Lihat ke Halaman Asli

Enaknya Ayam Bakar (Bakakak) Subang

Diperbarui: 4 Februari 2016   22:49

Kompasiana adalah platform blog. Konten ini menjadi tanggung jawab bloger dan tidak mewakili pandangan redaksi Kompas.

Sebenarnya saya tak sengaja makan di Tanjungsiang Subang. Saya diajak Kang Herman Suryatman Kepala Biro Biro Hukum, Komunikasi dan Informasi Publik di Kementerian Pendayagunaan Aparatur Negara dan Reformasi Birokrasi. Sebelumnya dia adalah Camat Jatinunggal Kabupaten Sumedang.

Sudah hampir 3 tahun saya tak berjumpa dengan dia. Dulu waktu jadi wartawan Sumedang Ekspres saya sering bertemu. Ya hubungan antara narasumber dan wartawan. Tapi pada pertemuan Sabtu (23/1/2015) merupakan ajang melepas rindu. Kami banyak diskusi tentang banyak hal termasuk kondisi Sumedang terkini yang menurutnya makin memprihatinkan.

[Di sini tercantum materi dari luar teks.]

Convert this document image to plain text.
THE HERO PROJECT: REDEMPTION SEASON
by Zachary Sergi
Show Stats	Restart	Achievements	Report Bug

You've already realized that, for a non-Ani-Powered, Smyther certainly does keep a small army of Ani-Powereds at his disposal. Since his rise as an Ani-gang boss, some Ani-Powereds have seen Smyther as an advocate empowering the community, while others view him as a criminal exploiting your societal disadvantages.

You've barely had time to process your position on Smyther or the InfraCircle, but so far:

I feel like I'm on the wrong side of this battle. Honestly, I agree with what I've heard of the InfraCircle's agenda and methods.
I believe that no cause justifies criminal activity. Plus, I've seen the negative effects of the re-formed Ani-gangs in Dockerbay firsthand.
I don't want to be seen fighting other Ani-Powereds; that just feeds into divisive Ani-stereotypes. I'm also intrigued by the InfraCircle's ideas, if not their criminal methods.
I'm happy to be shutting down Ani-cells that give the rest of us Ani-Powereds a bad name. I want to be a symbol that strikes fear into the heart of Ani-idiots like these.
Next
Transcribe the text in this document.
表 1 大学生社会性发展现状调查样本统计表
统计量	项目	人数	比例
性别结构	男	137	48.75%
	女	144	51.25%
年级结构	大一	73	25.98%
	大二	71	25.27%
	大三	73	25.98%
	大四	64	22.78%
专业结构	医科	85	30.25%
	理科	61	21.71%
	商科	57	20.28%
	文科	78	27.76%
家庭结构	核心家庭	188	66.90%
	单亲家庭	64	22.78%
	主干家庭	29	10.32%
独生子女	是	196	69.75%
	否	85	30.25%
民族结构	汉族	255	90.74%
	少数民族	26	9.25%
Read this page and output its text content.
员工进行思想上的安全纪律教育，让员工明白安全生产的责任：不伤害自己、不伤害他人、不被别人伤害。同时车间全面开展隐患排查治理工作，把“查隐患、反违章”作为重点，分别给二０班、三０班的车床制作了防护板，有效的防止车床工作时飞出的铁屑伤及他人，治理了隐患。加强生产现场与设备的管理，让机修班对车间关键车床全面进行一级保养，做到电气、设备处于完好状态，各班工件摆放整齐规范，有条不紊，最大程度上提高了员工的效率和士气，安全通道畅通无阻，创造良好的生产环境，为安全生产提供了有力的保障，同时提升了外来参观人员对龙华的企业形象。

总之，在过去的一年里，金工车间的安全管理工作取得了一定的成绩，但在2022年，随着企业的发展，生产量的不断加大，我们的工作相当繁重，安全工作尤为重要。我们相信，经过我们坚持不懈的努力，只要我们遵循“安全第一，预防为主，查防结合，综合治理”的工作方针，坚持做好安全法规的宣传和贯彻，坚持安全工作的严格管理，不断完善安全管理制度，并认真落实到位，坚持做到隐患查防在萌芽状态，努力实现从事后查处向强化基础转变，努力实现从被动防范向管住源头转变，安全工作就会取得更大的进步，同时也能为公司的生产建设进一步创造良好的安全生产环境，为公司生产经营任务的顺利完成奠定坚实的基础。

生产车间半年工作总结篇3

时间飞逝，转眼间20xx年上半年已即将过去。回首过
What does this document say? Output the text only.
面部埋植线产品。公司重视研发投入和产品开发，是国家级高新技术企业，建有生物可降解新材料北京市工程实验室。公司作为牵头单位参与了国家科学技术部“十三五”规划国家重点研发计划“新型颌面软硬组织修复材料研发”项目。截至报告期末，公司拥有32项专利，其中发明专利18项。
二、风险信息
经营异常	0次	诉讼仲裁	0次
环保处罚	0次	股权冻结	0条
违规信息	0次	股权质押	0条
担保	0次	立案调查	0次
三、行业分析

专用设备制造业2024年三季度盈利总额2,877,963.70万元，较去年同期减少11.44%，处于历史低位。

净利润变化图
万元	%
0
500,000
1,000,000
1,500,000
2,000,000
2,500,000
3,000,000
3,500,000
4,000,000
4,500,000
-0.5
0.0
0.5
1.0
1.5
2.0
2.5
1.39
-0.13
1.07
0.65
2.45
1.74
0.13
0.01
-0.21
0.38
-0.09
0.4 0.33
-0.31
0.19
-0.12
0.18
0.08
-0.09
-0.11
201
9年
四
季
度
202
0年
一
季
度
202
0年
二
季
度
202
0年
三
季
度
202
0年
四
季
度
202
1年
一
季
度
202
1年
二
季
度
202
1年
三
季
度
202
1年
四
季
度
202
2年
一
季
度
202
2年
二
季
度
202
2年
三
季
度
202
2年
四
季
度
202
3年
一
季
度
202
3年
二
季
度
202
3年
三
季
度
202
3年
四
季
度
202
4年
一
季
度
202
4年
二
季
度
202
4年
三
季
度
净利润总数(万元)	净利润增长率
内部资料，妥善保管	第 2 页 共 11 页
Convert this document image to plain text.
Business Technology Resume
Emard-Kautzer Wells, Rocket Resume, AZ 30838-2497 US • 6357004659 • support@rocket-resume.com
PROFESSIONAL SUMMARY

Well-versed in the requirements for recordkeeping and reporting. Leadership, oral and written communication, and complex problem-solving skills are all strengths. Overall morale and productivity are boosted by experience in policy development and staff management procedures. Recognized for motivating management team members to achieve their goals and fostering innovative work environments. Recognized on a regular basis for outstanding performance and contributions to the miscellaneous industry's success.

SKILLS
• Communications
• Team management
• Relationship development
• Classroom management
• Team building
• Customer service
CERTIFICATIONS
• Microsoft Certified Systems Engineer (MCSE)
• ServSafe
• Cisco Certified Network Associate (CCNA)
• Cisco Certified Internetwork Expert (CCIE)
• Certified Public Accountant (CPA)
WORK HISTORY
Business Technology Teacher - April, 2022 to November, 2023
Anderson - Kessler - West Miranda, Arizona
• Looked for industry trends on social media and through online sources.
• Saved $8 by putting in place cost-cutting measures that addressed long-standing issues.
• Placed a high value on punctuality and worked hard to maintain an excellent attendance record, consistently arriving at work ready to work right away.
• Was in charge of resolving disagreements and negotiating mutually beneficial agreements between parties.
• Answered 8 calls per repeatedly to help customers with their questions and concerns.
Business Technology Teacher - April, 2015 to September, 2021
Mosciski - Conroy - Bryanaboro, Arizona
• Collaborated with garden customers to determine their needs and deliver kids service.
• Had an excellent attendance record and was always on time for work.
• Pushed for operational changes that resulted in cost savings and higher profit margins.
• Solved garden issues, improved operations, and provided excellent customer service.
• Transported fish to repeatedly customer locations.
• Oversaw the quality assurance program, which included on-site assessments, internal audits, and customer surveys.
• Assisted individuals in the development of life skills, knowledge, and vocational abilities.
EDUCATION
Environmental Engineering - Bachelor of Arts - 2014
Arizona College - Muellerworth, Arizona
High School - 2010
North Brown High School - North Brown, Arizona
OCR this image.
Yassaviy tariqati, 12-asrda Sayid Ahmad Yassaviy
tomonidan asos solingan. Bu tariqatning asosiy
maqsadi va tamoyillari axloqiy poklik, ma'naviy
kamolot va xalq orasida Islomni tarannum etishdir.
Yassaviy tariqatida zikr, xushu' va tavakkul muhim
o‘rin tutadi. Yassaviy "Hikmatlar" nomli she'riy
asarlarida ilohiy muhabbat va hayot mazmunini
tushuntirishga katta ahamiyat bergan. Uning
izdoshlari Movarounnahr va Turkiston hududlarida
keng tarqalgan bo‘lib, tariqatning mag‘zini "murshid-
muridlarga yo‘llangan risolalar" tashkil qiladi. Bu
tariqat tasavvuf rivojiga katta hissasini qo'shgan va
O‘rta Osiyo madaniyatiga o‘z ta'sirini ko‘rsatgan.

Ohya saya tak ingin membahas isi pembicaraan itu. Justru saya ingin berbagi pengalaman saat mencicipi bakakak (ayam bakar) yang rasanya maknyos. Adalah Bu Yanti isteri Kang Herman yang punya ide makan di Tanjungsiang. Kebetulan Bu Yanti sedang Nyiram (ngidam), dia inginbalakecrakan di daerah Tanjungsiang. Maka kami pun meluncur dari Sumedang ke Tanjungsiang. Jalannya lumayan berkelok. Sehingga bagi yang tak biasa bakal muntah pusing.

“Mau cari rumah makan yang dekat atau jauh nih, kalau yang jauh rasa ayam gorengnya mantap dech,” kata Bu Yanti sembari menancap gas. Ohya Bu Yanti yang nyetir saat itu. Kami pun tak peduli jarak, justru ingin coba ayam bakar yang mantap biarpun lokasinya jauh.

Kurang lebih 45 menit kami pun sampai di Rumah Makan Nusa Sari.  Bangunanya memang sederhana. Tak seperti Rumah Makan Ampera atau RM Mergosari. Dindinynya dari bilik bambu dengan view sawah yang terhampar hijau. Peralatan bakarnya pun tak memakai kipas angin. Begitu juga tempat duduknya, lesehan.

 

Meski demikian pengunjungnya berjubel. Apalagi saat akhir pekan. Waktu itu kebetulan hanya ada tiga pengunjung. Rupanya Bu Yanti sudah langganan di rumah makan tersebut. Sebab, begitu sampai sudah siap segalanya. Tak harus nunggu berlama-lama. Sejurus kemudian bu Yanti mengeluarkan petai dari kantong keresek. Rupanya dia membawa 10   petai. Wah mantap banget neh, ayam bakar dengan petai.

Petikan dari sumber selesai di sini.